Egypt’s Prime Minister, Mostafa Madbouly, outlined Egypt’s vision to increase private sector investments to 65 percent in the next three years, which equals to USD 40 billion (EGP 732 billion) in investment over the next four years, in a bid to mitigate the shockwaves of the Ukraine war on the economy.
The vision revolves around three main components: a package of policy incentives, improving the business market, and open communication channels with the private sector.

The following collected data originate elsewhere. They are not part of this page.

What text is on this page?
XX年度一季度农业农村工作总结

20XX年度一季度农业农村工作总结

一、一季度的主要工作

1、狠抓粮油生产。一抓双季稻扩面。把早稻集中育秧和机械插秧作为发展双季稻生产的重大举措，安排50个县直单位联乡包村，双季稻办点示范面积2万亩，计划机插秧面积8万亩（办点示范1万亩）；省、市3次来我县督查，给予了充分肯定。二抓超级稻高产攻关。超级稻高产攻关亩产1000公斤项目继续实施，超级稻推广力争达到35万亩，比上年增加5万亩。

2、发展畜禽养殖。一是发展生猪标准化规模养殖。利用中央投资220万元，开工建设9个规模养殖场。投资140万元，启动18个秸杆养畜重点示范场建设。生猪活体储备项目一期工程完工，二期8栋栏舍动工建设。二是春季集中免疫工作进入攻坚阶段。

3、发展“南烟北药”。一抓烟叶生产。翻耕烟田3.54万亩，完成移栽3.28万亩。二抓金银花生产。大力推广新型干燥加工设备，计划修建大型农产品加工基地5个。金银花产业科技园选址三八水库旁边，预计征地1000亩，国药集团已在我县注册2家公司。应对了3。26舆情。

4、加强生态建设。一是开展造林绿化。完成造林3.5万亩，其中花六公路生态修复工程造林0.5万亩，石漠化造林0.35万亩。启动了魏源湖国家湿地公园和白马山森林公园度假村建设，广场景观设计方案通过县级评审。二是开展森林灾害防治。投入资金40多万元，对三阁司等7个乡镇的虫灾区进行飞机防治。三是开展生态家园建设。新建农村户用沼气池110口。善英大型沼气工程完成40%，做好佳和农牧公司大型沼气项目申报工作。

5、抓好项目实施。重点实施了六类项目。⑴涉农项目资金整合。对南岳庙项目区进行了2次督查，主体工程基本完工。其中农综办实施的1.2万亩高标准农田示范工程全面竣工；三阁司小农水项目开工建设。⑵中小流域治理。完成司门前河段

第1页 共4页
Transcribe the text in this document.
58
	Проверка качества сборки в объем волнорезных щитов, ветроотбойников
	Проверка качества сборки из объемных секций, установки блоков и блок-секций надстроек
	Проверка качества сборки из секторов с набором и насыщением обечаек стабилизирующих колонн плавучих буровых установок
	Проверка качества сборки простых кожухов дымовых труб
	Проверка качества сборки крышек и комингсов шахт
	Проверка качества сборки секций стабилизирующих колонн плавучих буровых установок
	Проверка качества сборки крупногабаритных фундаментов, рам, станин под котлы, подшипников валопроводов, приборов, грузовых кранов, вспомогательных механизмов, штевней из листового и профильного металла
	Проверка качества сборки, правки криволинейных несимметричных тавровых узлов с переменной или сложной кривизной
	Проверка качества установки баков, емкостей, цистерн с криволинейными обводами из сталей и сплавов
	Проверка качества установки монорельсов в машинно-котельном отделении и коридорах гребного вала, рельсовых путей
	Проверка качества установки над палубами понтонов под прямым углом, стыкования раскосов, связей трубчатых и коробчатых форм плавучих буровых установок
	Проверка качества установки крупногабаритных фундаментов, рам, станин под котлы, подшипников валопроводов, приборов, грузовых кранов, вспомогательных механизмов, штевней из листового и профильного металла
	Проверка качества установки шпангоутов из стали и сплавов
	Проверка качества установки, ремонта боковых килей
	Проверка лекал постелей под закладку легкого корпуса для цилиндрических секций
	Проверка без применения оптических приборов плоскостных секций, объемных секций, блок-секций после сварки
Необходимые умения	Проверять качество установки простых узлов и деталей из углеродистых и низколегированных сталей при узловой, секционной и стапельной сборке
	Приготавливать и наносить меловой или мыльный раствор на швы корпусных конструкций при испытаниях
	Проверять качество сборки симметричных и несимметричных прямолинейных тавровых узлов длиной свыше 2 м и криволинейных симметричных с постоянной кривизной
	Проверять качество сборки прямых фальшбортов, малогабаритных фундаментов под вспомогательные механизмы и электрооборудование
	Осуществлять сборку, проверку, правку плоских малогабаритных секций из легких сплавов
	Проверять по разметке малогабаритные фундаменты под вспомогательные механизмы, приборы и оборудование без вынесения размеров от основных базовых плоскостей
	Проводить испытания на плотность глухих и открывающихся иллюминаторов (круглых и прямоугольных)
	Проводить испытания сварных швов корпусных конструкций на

By the end of May, the government is set to announce the details of a State Ownership Policy document, which will outline a governmental plan to offer a variety of state assets to private investors, including projects in electric vehicles, data centres, networks for oil and gas, expansion of gas liquefaction plants, communication towers, and wind power.
The prime minister also explained that stakes in two military-owned firms and 10 other companies will be offered on the stock market by the end of this year, adding that the state had already identified USD 9 billion (EGP 164 billion) in assets to be monetized, and another USD 15 billion (EGP 274 billion) that it would start preparing to offer.
He highlighted that Egypt is eyeing USD 40 billion (EGP 732) in investment in green hydrogen projects, which have become essential to facing the energy crisis and diversifying Egypt’s energy mix.Egypt intends to increase the supply of electricity generated from renewable sources to 20 percent by 2022 and 42 percent by 2035.
Named as the “worst crisis since the 1920s” by the prime minister, Egypt’s economy has been heavily affected by the Ukraine conflict and sanctions imposed on Russia, leading to a surge in the inflation rate by 14.9 percent in April, significantly higher than the previous month’s 12.1 percent.
Egypt has also imposed an export ban on cooking oil, corn and green wheat for three months, as Egypt’s wheat supply was hit severely given that Russia and Ukraine provided the majority of its wheat imports.